Miramar fue el escenario de una movilización convocada en el vigesimoquinto aniversario del asesinato de Natalia Melmann. Ahí se demandó que el Poder Judicial investigue “la pista del quinto perfil genético”. Mientras tanto, para el ministro Cuneo Libarona, el femicidio no existe.
Hace pocos días se cumplieron veinticinco años del crimen de Natalia Melmann y, nuevamente, Miramar fue el escenario de una movilización en la que, con la presencia del Partido Comunista de General Alvarado, se volvió a demandar justicia para esta joven que apenas tenía quince años de edad aquel fatídico 4 de febrero de 2001 cuando fue privada de su libertad por desaparición forzada y secuestrada por efectivos de la Policía Bonaerense que la sometieron a múltiples torturas y abuso sexual con acceso carnal agravado antes de ahorcarla con un cordón de su propia zapatilla.
Sus asesinos descartaron el cadáver de Natalia en el Vivero Dunicola, donde fue encontrado tras cuatro días de búsqueda. El sitio escogido para ocultar el cuerpo no fue azaroso. Los autores del crimen pretendían que en las condiciones que tiene esa zona, avanzara el estado de putrefacción de los restos de Natalia y la descomposición contaminara la prueba científica de sus perfiles genéticos, que fue la que finalmente permitió que se reconstruyera lo que pasó esa noche.
De esta manera pudo establecerse que Gustavo Daniel Fernández, quien tenía vínculos con la policía de Miramar, abordó a Natalia obligándola a subir al baúl de un auto en el que fue llevada por el sargento primero Óscar Echenique y los cabos Ricardo Alfredo Suárez y Ricardo Anselmini a una vivienda de las afueras de la ciudad, donde perpetraron el brutal crimen.
Todos ellos fueron condenados a prisión perpetua. Pero de las pericias también se desprende que hubo una quinta persona involucrada en el asesinato y es esta pista, la del quinto perfil genético, la que nunca se profundizó debidamente. “Nosotros, su familia y gran parte de la sociedad nos vimos y nos vemos en la obligación de intentar hacer justicia”, puntualizó el PC de General Alvarado, tras lo que fue claro al exigir que “por Memoria, Verdad y Justicia resulta preciso buscar al quinto ADN responsable”.
El de Natalia es un femicidio que, al menos en parte, aún continúa impune por lo que el reclamo manifestado durante la marcha que se hizo en Miramar resulta pertinente y todavía más en momentos en los que desde el gobierno nacional, el propio ministro de Justicia, Mariano Cúneo Libarona, asevera que la figura del femicidio es “inconstitucional porque es sólo para la mujer”(sic), al tiempo que anticipa que trabaja en una reforma legal para acabar con esta figura que fue incorporada al Código Penal en 2012 mediante la Ley 26.791, que es la que agrava las penas en casos de homicidios cometidos contra mujeres por razones de género.
Cabe citar que a partir de su sanción, la norma busca visibilizar la violencia extrema que se ejerce contra mujeres, por lo cual refuerza las herramientas que el Poder Judicial posee para responder a este tipo de crímenes que, de acuerdo a datos oficiales, presenta en promedio más de doscientas víctimas por año en el país.

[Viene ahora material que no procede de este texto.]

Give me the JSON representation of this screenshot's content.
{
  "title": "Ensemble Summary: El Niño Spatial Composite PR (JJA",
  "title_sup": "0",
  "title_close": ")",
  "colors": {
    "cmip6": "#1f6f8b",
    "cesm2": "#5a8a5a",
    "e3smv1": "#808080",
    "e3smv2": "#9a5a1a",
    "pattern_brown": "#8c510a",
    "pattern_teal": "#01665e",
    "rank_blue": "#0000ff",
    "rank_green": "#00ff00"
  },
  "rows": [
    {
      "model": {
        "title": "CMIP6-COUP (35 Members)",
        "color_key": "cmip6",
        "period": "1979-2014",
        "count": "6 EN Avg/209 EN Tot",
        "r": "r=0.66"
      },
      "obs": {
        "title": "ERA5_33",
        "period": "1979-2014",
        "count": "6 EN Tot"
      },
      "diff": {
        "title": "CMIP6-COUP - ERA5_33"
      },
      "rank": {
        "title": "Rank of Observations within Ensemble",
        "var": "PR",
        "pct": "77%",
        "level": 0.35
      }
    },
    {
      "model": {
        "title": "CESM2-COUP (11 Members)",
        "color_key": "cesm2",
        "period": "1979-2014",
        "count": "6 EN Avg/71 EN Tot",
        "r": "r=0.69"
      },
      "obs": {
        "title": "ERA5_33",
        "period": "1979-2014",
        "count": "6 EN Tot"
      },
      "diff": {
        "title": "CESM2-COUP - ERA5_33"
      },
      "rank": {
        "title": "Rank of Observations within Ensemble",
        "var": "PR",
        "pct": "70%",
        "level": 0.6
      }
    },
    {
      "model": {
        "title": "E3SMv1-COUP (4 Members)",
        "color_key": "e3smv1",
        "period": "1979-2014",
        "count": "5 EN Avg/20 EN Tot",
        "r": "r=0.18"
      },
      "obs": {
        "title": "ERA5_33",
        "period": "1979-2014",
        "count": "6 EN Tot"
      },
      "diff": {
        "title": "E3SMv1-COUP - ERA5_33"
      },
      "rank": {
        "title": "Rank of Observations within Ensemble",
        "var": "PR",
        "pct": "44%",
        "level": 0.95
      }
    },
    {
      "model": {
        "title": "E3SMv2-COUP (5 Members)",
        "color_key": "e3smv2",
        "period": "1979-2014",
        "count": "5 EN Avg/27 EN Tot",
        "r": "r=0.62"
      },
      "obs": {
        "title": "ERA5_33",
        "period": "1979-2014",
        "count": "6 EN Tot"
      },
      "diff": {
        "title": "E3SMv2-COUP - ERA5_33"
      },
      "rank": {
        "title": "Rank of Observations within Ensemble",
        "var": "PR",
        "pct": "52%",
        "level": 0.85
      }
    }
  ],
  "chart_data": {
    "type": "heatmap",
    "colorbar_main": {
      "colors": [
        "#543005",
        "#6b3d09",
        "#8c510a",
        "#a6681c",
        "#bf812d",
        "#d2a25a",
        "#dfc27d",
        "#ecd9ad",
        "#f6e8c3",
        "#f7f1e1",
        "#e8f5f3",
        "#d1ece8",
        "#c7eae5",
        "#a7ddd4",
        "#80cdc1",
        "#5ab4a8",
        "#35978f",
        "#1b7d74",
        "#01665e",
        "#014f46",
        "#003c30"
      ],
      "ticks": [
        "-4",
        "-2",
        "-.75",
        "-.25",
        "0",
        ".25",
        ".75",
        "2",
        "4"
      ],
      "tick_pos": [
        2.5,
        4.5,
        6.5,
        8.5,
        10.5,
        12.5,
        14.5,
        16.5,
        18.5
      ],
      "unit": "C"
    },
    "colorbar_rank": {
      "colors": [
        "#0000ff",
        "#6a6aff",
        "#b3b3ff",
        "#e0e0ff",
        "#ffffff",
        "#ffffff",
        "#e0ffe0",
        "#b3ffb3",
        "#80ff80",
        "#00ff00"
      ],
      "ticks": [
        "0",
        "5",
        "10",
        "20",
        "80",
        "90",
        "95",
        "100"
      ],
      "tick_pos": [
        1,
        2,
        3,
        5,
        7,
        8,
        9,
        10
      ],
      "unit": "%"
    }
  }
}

Al respecto, la Oficina de la Mujer de la Corte Suprema de la Nación, señala que esta tipificación permitió que se pueda dimensionar la magnitud del problema y diferenciarlo de otros tipos de homicidios.
Aunque Cúneo Libarona intente relativizar esta problemática, los terribles datos que entrega la realidad ponen las cosas en su lugar. La semana pasada el Observatorio Ahora Que Sí Nos Ven publicó las cifras de femicidios registrados en Argentina durante el primer mes del año y lo que se señala es alarmante: en enero hubo veiticinco femicidios, travesticidios, transfemicidios e instigaciones al suicidio, lo que quiere decir que se registró un femicidio cada veintinueve horas.